To ensure the model focuses on task-relevant regions, the authors introduce Action-Guided Vision Pruning (AGVP). This strategy leverages attention maps from the shallow layers of the VLA, where visual grounding is most reliable, to identify Regions of Interest (ROIs). These attention cues are aggregated over shallow layers and interpolated to match the Vision Expert's resolution. The model then retains only the top-K most relevant visual tokens, effectively filtering out redundant background features before they are integrated into the deep layers.
The integration of these pruned visual tokens is handled via the Vision-Language Shared Attention mechanism. In this module, the QKV projections from both the Vision Expert and the LLM backbone are concatenated. The attention is computed over this combined set, enabling cross-branch information exchange while preserving separate processing pathways. This allows the deep layers to access high-level, object-centric representations from the Vision Expert, significantly enhancing action prediction precision.
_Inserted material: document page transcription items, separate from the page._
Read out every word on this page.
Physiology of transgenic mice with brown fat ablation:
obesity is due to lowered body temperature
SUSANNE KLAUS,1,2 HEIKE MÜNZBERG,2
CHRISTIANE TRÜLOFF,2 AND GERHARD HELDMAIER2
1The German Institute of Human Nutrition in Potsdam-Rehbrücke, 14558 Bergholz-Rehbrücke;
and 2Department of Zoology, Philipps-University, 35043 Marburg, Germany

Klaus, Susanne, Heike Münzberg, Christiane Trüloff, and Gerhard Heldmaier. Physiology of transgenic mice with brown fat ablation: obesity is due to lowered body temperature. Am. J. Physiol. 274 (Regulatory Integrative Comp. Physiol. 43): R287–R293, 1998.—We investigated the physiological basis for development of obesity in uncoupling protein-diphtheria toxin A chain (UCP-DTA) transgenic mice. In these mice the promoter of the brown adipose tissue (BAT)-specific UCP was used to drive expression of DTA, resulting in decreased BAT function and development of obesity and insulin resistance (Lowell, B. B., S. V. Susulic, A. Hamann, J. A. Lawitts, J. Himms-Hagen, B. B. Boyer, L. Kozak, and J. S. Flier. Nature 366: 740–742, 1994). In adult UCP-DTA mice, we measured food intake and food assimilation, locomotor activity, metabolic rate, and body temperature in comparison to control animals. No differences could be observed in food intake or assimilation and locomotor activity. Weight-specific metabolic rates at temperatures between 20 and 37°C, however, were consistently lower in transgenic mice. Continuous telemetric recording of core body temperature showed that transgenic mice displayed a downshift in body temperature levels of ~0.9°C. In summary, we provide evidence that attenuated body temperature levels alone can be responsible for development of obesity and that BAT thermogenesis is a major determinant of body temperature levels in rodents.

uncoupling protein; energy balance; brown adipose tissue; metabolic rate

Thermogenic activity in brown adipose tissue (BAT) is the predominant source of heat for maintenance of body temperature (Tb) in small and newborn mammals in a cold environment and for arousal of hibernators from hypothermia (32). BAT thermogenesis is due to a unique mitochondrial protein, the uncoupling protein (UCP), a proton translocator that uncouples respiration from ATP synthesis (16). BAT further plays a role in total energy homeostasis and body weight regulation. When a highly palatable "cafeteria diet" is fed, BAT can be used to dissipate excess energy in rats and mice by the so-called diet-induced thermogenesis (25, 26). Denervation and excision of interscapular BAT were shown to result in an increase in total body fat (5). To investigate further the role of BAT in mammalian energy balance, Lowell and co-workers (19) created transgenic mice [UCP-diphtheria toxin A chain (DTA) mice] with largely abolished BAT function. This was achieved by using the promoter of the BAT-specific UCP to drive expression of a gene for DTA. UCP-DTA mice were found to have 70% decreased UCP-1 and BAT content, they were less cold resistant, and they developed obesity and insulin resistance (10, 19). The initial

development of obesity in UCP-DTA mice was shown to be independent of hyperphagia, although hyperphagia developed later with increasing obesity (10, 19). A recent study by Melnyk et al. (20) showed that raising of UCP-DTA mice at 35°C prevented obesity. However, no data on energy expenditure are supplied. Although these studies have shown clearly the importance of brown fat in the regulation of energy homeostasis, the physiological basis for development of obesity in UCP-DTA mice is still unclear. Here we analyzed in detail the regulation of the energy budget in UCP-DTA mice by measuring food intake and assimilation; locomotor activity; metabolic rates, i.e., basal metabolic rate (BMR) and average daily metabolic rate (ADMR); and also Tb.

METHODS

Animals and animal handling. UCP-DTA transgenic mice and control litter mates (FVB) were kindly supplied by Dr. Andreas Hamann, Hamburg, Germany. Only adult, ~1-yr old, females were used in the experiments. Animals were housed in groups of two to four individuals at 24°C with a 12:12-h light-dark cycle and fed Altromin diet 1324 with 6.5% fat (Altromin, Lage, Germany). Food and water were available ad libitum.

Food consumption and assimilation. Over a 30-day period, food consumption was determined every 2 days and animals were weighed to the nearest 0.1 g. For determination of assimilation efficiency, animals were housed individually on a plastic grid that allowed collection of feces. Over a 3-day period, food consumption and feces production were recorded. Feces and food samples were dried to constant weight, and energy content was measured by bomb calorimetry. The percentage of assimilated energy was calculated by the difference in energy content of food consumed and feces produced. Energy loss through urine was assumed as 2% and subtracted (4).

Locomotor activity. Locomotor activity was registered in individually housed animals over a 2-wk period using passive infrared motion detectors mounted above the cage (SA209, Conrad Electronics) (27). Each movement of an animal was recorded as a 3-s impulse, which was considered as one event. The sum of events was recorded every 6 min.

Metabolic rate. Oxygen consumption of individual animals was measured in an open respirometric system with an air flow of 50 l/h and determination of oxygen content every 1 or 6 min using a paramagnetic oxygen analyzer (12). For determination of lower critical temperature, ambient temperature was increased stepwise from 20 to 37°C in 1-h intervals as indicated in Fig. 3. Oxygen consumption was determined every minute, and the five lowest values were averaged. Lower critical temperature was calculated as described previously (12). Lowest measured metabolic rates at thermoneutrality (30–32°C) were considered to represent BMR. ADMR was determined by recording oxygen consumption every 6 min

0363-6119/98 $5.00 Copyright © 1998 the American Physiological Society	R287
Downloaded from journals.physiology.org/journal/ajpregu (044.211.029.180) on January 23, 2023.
The model is trained end-to-end on a large-scale cross-embodiment dataset, and during inference, the pipeline remains fully executable without additional external supervision.
Experiment
- Layer-wise analysis of existing VLA models reveals that while shallow layers effectively ground actions in task-relevant visual regions, deeper layers increasingly rely on diffuse and less relevant features, leading to reduced action reliability.
- Simulation experiments demonstrate that the proposed DeepVision-VLA significantly outperforms multiple baselines across diverse manipulation tasks by integrating a Vision-Language Mixture-of-Transformers framework and an Action-Guided Visual Pruning strategy.
- Ablation studies confirm that coupling a high-resolution Vision Expert with deeper LLM layers and utilizing action-to-vision attention for token pruning are critical for maintaining strong visual grounding and achieving superior performance.
- Real-world evaluations on complex single-arm tasks show that the model achieves high success rates in precise manipulation scenarios, such as writing and pouring, where it maintains stability and accuracy even in multi-stage sequences.
- Generalization tests under unseen backgrounds and varying lighting conditions indicate that the model effectively decouples task-relevant objects from environmental noise and maintains robust performance where baseline methods fail.